La Costaricienne arrive en tête du troisième sondage informel du Conseil de sécurité, avec neuf voix favorables, devant la Guyanienne Carolyn Rodrigues-Birkett, qui en recueille huit.
La Costaricienne Rebeca Grynspan a repris vendredi la première place dans la course à la succession d’António Guterres au poste de secrétaire général des Nations unies, à l’issue du troisième sondage informel organisé par le Conseil de sécurité.
Secrétaire générale de la Conférence des Nations unies sur le commerce et le développement (CNUCED), Grynspan a obtenu neuf voix favorables, cinq voix défavorables et une réponse « sans opinion ». Carolyn Rodrigues-Birkett, ambassadrice de Guyana auprès de l’ONU, a recueilli huit voix favorables, six oppositions et une réponse « sans opinion ».

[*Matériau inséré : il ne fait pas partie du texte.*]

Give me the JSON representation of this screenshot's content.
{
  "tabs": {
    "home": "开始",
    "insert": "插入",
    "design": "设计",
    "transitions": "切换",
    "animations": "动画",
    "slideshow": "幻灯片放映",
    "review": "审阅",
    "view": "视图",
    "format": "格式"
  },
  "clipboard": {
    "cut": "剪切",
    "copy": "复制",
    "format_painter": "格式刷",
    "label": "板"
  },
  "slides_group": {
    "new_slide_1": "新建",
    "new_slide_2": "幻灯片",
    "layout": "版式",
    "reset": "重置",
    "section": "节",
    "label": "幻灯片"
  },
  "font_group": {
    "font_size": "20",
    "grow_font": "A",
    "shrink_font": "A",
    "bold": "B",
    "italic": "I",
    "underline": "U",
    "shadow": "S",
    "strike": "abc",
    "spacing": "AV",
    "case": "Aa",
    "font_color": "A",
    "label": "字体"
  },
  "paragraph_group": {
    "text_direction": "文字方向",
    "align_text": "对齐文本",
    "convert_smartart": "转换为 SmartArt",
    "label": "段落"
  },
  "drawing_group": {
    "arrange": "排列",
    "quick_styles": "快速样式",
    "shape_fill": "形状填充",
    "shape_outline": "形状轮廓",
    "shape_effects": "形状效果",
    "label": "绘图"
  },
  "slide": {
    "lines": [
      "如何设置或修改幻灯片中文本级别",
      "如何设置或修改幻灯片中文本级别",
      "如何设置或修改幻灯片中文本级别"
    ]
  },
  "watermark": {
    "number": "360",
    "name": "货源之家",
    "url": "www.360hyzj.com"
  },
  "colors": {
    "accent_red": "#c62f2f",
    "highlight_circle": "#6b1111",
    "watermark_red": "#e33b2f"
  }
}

Les deux candidates sont arrivées en tête lors des trois tours de cette procédure confidentielle, connue sous le nom de straw poll. Le scrutin n’est pas contraignant, mais il permet de mesurer le soutien dont bénéficient les candidats et d’identifier les éventuels veto.
Le résultat de Rebeca Grynspan marque toutefois un léger recul par rapport au premier tour, où elle avait obtenu dix voix favorables. Lors du deuxième tour, Carolyn Rodrigues-Birkett était arrivée en tête avec huit voix, mais avec moins de votes négatifs.
À ce stade, les oppositions revêtent une importance particulière. Lors du prochain tour, les cinq membres permanents du Conseil de sécurité — États-Unis, Chine, Russie, France et Royaume-Uni — feront apparaître séparément leurs éventuelles objections, susceptibles de se transformer en veto.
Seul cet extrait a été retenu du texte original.